For the full list of how to protect your funds as an individual, check our Prevention Policies for Individuals guide.

Platform Prevention Policies

Platforms can better protect their users through increased education and working together to establish an industry insurance fund.

Never take for granted the limited knowledge of users of your service and their tendency to skip past provided information. It is recommended to design a simple tutorial and quiz for new users which explains the basics of seed phrases, strong password generation, secure two-factor authentication, common fraud schemes, how ponzi schemes work, as well as other risks which are unique to the cryptocurrency space. This tutorial and quiz should ensure their understanding and be a standard part of the sign-up or download process which is difficult or impossible to skip.

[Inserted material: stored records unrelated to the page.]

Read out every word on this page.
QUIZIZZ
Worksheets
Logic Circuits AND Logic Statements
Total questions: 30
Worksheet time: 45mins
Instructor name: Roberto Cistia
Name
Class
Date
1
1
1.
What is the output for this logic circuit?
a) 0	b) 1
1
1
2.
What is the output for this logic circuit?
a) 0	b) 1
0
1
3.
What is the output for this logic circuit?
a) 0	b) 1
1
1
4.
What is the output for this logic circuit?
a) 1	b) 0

Work with other industry platforms to set up a multi-signature wallet with private keys held separately by delegate signatories from seven prominent platforms and services within the industry. Establish requirements for contributions by all platforms and services, designed to be affordable for small platforms yet large enough to cover anticipated breach events. Any breach event can be brought forth by a member platform or a petition of 100 signatures for consideration by the delegate signatories. A vote of 4 or more delegate signatures is required to release any funds, which could partially or fully restore lost funds based on their assessment.

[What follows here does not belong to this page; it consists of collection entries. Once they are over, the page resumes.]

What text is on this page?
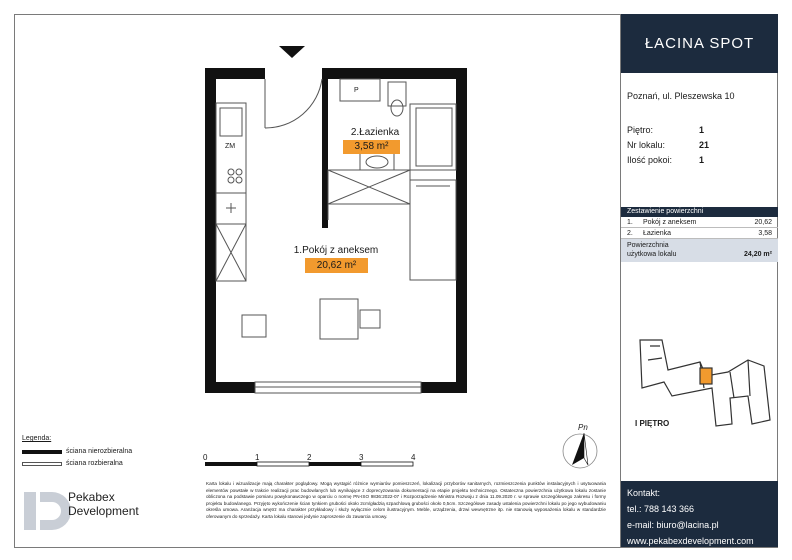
ZM
P
2.Łazienka
3,58 m²
1.Pokój z aneksem
20,62 m²
Legenda:
ściana nierozbieralna
ściana rozbieralna
0	1	2	3	4
Pn
Karta lokalu i wizualizacje mają charakter poglądowy. Mogą wystąpić różnice wymiarów pomieszczeń, lokalizacji przyborów sanitarnych, rozmieszczenia punktów instalacyjnych i usytuowania elementów powstałe w trakcie realizacji prac budowlanych lub wynikające z doprecyzowania dokumentacji na etapie projektu technicznego. Ostateczna powierzchnia użytkowa lokalu zostanie obliczona na podstawie pomiaru powykonawczego w oparciu o normę PN-ISO 9836:2022-07 i Rozporządzenie Ministra Rozwoju z dnia 11.09.2020 r. w sprawie szczegółowego zakresu i formy projektu budowlanego. Przyjęto wykończenie ścian tynkiem grubości około 2cm/gładzią szpachlową grubości około 0,5cm. Szczegółowe zasady ustalenia powierzchni lokalu po jego wybudowaniu określa umowa. Aranżacja wnętrz ma charakter przykładowy i służy wyłącznie celom ilustracyjnym. Meble, urządzenia, drzwi wewnętrzne itp. nie stanowią wyposażenia lokalu w standardzie oferowanym do sprzedaży. Karta lokalu stanowi jedynie zaproszenie do zawarcia umowy.
Pekabex
Development
ŁACINA SPOT
Poznań, ul. Pleszewska 10
Piętro:	1
Nr lokalu:	21
Ilość pokoi:	1
Zestawienie powierzchni
1.	Pokój z aneksem	20,62
2.	Łazienka	3,58
Powierzchnia
użytkowa lokalu	24,20 m²
I PIĘTRO
Kontakt:
tel.: 788 143 366
e-mail: biuro@lacina.pl
www.pekabexdevelopment.com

For the full list of how to protect your funds as a financial service, check our Prevention Policies for Platforms guide.

Regulatory Prevention Policies

Regulators can better protect their citizens through increased education and working together to establish an industry insurance fund.

Create a standard tutorial and quiz for all new cryptocurrency participants, which is required to be completed once per participant. This tutorial and quiz should cover the basics of proper seed phrase protection, strong password generation, secure two-factor authentication, common fraud schemes, how to detect and guard against phishing attacks, how ponzi schemes work, as well as other risks which are unique to the cryptocurrency space.

Set up a multi-signature wallet with private keys held separately by delegate signatories from seven prominent platforms and services within the industry. Establish requirements for contributions by all platforms and services within the country, designed to be affordable for small platforms yet large enough to cover anticipated breach events. Any breach event can be brought forth by a member platform or a petition of 100 signatures for consideration by the delegate signatories. A vote of 4 or more delegate signatures is required to release any funds, which could partially or fully restore lost funds based on their assessment.

For the full list of regulatory policies that can prevent loss, check our Prevention Policies for Regulators guide.